Angle bisectors and related circumcircles

Question

The internal and external bisectors of angle $A$ of a triangle $ABC$ meet $BC$ (or the extension of $BC$) at $X$ and $X'$ respectively, show that the circles $ABC$ and $AXX'$ intersect orthogonally. I have shown that the centre of the circle $AXX'$ lies on (line) $BC$, but cannot proceed further. Any advice would be appreciated.

Answer 1

The center of the circle $XAX'$ it's a mid-point of $XX'$ because $$\measuredangle XAX'=90^{\circ}.$$ Let $M$ be this mid-point, $O$ be circumcenter of $\Delta ABC$ and let $AX$ is placed between rays $AO$ and $AM$.
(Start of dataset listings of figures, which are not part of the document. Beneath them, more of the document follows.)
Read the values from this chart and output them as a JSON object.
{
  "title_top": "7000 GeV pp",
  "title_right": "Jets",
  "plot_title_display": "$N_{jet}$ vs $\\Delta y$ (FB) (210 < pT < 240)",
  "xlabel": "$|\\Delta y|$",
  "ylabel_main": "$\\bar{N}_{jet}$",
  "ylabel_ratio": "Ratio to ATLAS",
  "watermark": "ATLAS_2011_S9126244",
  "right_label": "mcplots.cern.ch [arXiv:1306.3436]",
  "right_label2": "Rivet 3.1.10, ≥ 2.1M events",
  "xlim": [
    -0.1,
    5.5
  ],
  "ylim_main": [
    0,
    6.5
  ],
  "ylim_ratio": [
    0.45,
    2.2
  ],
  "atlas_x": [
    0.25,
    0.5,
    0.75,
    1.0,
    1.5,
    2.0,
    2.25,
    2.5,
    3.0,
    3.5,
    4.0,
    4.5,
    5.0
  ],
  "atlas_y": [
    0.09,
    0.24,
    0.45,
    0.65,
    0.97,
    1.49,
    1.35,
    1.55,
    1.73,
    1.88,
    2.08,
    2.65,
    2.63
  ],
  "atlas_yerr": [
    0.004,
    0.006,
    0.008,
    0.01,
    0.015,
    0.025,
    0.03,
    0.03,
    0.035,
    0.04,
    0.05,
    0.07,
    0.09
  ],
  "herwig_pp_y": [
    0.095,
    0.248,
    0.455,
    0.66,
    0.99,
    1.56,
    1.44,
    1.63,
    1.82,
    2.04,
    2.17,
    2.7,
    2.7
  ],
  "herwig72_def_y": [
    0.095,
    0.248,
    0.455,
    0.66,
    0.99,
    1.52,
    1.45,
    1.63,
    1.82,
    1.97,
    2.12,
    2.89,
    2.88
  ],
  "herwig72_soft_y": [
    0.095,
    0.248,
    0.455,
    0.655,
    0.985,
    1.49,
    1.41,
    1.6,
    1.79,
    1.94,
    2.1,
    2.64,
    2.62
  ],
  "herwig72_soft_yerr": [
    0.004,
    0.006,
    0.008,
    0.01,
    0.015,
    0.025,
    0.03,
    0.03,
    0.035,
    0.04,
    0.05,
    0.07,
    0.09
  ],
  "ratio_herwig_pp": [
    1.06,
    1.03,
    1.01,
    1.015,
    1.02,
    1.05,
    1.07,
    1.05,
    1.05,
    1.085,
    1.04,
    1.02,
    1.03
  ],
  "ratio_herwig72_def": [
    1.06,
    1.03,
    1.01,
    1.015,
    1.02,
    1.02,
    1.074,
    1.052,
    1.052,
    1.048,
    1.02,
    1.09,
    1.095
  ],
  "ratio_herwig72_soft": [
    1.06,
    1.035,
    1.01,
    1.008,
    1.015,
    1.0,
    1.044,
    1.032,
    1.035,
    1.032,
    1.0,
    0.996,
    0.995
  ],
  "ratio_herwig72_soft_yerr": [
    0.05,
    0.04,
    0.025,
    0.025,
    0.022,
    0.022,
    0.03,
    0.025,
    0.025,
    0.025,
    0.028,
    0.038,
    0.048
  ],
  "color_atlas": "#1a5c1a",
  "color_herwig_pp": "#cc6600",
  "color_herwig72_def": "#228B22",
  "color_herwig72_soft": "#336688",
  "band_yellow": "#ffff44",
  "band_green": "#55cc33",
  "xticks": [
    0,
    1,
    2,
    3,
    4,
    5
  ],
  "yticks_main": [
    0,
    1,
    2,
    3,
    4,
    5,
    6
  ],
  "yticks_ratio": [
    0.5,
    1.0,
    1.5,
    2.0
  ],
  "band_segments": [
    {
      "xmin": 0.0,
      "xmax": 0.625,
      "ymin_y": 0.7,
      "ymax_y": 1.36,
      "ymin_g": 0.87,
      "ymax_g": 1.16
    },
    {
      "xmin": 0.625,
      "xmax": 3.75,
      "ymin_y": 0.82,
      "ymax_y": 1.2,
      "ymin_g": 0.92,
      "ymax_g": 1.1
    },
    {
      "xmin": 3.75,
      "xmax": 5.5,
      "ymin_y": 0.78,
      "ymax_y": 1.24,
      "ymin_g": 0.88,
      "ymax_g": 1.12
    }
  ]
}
Thus, in the standard notaition: $$\measuredangle OAM=\measuredangle OAX+\measuredangle XAM=\frac{\alpha}{2}-\measuredangle BAO+\measuredangle AXM=$$ $$=\frac{\alpha}{2}-\left(90^{\circ}-\gamma\right)+\beta+\frac{\alpha}{2}=90^{\circ}$$ and we are done!

Answer 2

For two circles $\Gamma$ and $\Omega$ that intersect at $A$ to be orthogonal, it suffices for the line from $A$ to the center of $\Gamma$ be tangent to $\Omega$. Equivalently, if $O$ is the circumcenter of $(ABC)$, we want line $AO$ to be tangent to $(AXX')$.

You can do this with angle-chasing. We have \begin{align*} \angle OAX &=\angle OAB-\angle BAX\\ &=90^\circ-\angle C-\frac{\angle A}{2}\\ &=90^\circ-\angle AXX'\\ &=\angle AX'X, \end{align*} so $AO$ is tangent to $(AXX')$.

Just for fun, here's another proof by inversion: if you invert about $A$ with radius $\sqrt{AB\cdot AC}$ and reflect across the angle bisector (a "root-$BC$ inversion") line $AO$ becomes the $A$-altitude in $\triangle ABC$, while $X$ and $X'$ map to the intersections of the internal and external $A$-angle bisectors with $(ABC)$, which are the midpoints of the two arcs $BC$. The line between these two points is the image of $(AXX')$ in this inversion, so $(AXX')$ simply maps to the perpendicular bisector of $BC$, which is parallel to the $A$-altitude. Since the images of $AO$ and $(AXX')$ are parallel lines, $AO$ and $(AXX')$ are tangent, as desired.